Thursday, January 2, 2014

Chinese fried rice

So.........at long last, I'm sharing some of my Chinese recipes (this is Rube, by the way.  Ellen has no Chinese recipes.  None that I know of, at least.  Now I'm suddenly feeling like I've just made a presumption.  I'll ask her if she has any Chinese recipes to share - I feel like a jerk.).  I feel badly that so much time has passed and this is the first of my recipe postings.  I hope you can overlook my delay.  For the first recipe, I'm sharing how to make fried rice - a seemingly easy dish, but a few little tricks can elevate it its deliciousness.  Here are two secrets to success: 1.) make sure the rice is cooked and refrigerated for at least 1 day.  2 or 3 days is preferred.  2.) add white pepper powder and sesame oil at the end, just before dishing out.  Both of these ingredients' flavors degrade if cooked too long or hot.  Feel free to experiment with rice varieties; brown rice is scrumptious, jasmine rice is delectable, and of course straight up white rice is delightful.  
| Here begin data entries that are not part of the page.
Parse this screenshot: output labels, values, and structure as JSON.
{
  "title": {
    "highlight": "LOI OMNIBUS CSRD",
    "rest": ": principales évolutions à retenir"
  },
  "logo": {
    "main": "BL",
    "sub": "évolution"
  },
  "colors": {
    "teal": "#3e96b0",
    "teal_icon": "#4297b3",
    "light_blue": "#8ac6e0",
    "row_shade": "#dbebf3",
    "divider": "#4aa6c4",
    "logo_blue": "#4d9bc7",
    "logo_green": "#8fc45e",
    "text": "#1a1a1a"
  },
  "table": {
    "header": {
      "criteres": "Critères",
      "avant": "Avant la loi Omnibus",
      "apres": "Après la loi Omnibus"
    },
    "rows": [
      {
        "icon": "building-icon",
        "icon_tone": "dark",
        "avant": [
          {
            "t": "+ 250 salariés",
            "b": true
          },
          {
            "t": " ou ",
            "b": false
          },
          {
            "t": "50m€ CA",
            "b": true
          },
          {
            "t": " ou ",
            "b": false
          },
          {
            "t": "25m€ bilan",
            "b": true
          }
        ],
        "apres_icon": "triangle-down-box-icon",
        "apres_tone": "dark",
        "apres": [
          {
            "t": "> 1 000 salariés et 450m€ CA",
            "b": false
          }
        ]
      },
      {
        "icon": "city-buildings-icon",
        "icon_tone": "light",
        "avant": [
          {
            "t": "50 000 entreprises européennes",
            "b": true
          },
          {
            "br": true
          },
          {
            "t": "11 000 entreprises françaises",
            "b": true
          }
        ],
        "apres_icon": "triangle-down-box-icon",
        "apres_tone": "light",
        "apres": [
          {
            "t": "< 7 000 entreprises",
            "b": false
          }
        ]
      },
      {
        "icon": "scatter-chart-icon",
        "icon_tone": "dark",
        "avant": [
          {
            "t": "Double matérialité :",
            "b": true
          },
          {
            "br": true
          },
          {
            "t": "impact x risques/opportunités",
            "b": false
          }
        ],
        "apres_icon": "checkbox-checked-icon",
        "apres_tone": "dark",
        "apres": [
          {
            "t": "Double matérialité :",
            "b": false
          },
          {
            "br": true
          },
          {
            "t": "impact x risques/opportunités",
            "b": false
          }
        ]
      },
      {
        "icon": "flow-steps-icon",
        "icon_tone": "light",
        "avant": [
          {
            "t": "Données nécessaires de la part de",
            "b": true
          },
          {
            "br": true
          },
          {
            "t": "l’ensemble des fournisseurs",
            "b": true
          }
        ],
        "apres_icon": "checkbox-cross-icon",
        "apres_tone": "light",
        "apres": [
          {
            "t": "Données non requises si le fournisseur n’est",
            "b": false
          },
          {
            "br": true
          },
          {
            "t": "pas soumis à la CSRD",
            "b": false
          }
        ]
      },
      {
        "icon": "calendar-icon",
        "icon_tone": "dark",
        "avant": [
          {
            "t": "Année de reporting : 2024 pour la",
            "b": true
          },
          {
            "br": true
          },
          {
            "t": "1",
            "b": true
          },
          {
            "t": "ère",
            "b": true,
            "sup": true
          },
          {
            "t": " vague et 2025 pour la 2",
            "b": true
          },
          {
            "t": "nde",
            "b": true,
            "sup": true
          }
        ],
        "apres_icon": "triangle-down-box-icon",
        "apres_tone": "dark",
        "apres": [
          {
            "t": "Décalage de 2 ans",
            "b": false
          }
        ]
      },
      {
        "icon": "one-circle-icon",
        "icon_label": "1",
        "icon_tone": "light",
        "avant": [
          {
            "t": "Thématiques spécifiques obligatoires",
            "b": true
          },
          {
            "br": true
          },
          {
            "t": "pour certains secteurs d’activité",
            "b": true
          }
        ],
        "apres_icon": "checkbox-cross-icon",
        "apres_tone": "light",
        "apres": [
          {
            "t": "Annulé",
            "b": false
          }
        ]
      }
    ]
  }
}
The Real-Deal Fried Rice (with bacon for the indulgent, non-vegetarian)

1 Tablespoon vegetable or canola or peanut oil or rice bran oil (apparently)
2 eggs - whisked
½ onion - minced
1 carrot - finely diced
3 garlic cloves - minced
3 cups rice - cooked and refrigerated for 1 or 2 days (or 3 days if you’re feeling cheeky)
½ cup frozen peas
34 strips bacon (or however much you think is appropriate) - cooked crisply and crumbled
1 Tablespoon - soy sauce
white pepper powder - just a pinch
sesame oil - just a drizzle
salt - to taste

1. Heat vegetable oil in wok or non-stick pan over med heat.  Add eggs and scramble until just done (we’re looking for some curds here). Remove eggs from pan and set aside.

2. Add a bit more oil to the wok and return to heat and you might as well crank up the heat a bit, let’s say high-med (or high if you’re gonna be ever-vigilant).  Add onions and carrots and toss around for a minute or two (don’t brown too much).  Add garlic and toss for a minute more.

3. Add the rice to the wok and give it a good toss around for 3 or 4 minutes until it’s nicely heated and looking scrumptious and perhaps developing a bit of crunch.  Add the peas and toss for a minute.  Add the bacon (if you’re using it) and the reserved scrambled eggs.  Toss for a minute to get everyone acquainted and then add  the soy sauce, white pepper powder, and sesame oil.  Toss for another minute and at this point, it should start smelling ridiculous.  Taste it! Add more soy sauce/sesame oil/white pepper/BACON as you see fit.    

4.  Serve.  Remember, you don’t want to overly cook your sesame oil or white pepper or it’ll start losing it’s deliciousnessssssss (extra esses are intentional).  Feel free to garnish with chopped cilantro or green onion.